The state agency reported that its ports in Savannah and Brunswick handled 33.4 million tons (30.3 million metric tons) of total imports and exports in the fiscal year that ended June 30. That's the ports' greatest tonnage ever and an increase of 8.3 per cent over the previous year.
Griff Lynch, the port authority's executive director, said the growth came almost entirely from the Port of Savannah's booming trade in containers - giant metal boxes used to ship retail goods from consumer electronics to frozen chickens. Savannah is the nation's fourth-busiest container port, behind only the ports of New York-New Jersey, Los Angeles and Long Beach, California.
Savannah moved a record 3.85 million container units, up 6.7 per cent from fiscal 2016. It was only three years ago that Savannah reached a milestone three million container units for the first time, and Lynch said it's feasible the port could pass 4 million containers next year.
The big numbers come after the Panama Canal finished a major expansion last summer, making room for the two largest cargo ships ever to call on the East Coast to make stops in Savannah in May and June.
"The canal has been probably the largest single game-changer we've seen this year," Lynch said.
The record surge in containers at Savannah offset a down year at the Port of Brunswick, Lynch said, where bulk cargo lagged all year and automobile shipments were essentially flat.
The last time Georgia's ports saw a peak year was 2015, when growth was fuelled by labour woes on the West Coast that caused shippers to reroute cargo to Savannah and other East Coast ports.
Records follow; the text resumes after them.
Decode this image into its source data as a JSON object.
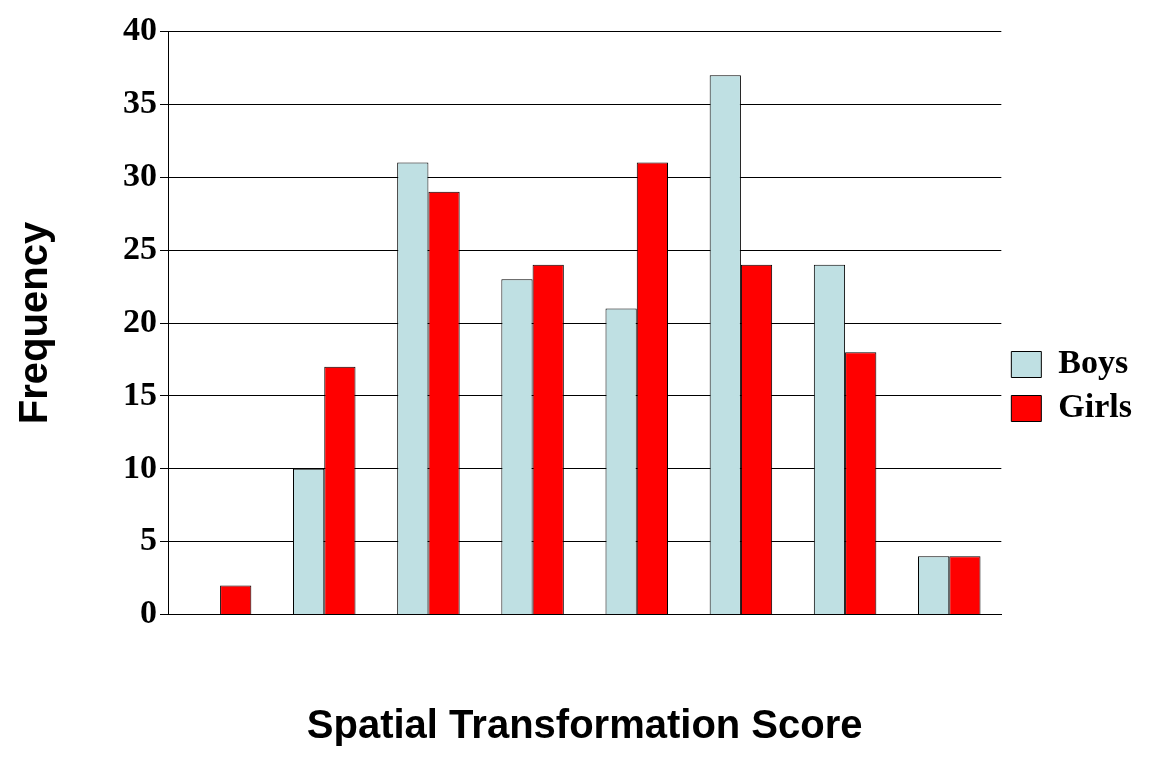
{
  "chart_data": {
    "type": "bar",
    "xlabel": "Spatial Transformation Score",
    "ylabel": "Frequency",
    "categories": [
      null,
      null,
      null,
      null,
      null,
      null,
      null,
      null
    ],
    "series": [
      {
        "name": "Boys",
        "color": "#bfe0e3",
        "values": [
          0,
          10,
          31,
          23,
          21,
          37,
          24,
          4
        ]
      },
      {
        "name": "Girls",
        "color": "#ff0000",
        "values": [
          2,
          17,
          29,
          24,
          31,
          24,
          18,
          4
        ]
      }
    ],
    "ylim": [
      0,
      40
    ],
    "yticks": [
      0,
      5,
      10,
      15,
      20,
      25,
      30,
      35,
      40
    ],
    "grid": "y",
    "legend": "right"
  }
}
Lynch said the boom at Georgia ports this past year resulted from "organic growth" rather than any one-time occurrence that forced a shift in shipping schedules.
"Hopefully, this is sustainable for the long term," Lynch said.
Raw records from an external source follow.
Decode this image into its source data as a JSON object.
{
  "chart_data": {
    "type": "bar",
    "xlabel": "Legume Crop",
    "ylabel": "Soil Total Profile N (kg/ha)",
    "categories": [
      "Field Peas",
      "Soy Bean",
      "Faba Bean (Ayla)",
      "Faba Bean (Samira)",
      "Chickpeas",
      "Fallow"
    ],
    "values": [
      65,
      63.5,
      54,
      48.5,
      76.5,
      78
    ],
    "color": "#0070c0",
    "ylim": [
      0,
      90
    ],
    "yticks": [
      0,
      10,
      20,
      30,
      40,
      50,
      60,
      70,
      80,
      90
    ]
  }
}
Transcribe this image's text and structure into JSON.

Port officials are planning ahead. The Georgia Ports Authority board Monday approved nearly US$73 million to buy six more ship-to-shore cranes to arrive at Savannah's docks in 2020. By that time, Lynch said, Savannah will have 36 total cranes - half of which will be tall enough to load and unload supersized ships.
That will enable the Port of Savannah to work on three giant ships simultaneously, he said.
A US$973-million project to deepen the Savannah River shipping channel so that the big ships can travel the waterway fully loaded even at low tides is scheduled for completion in 2022.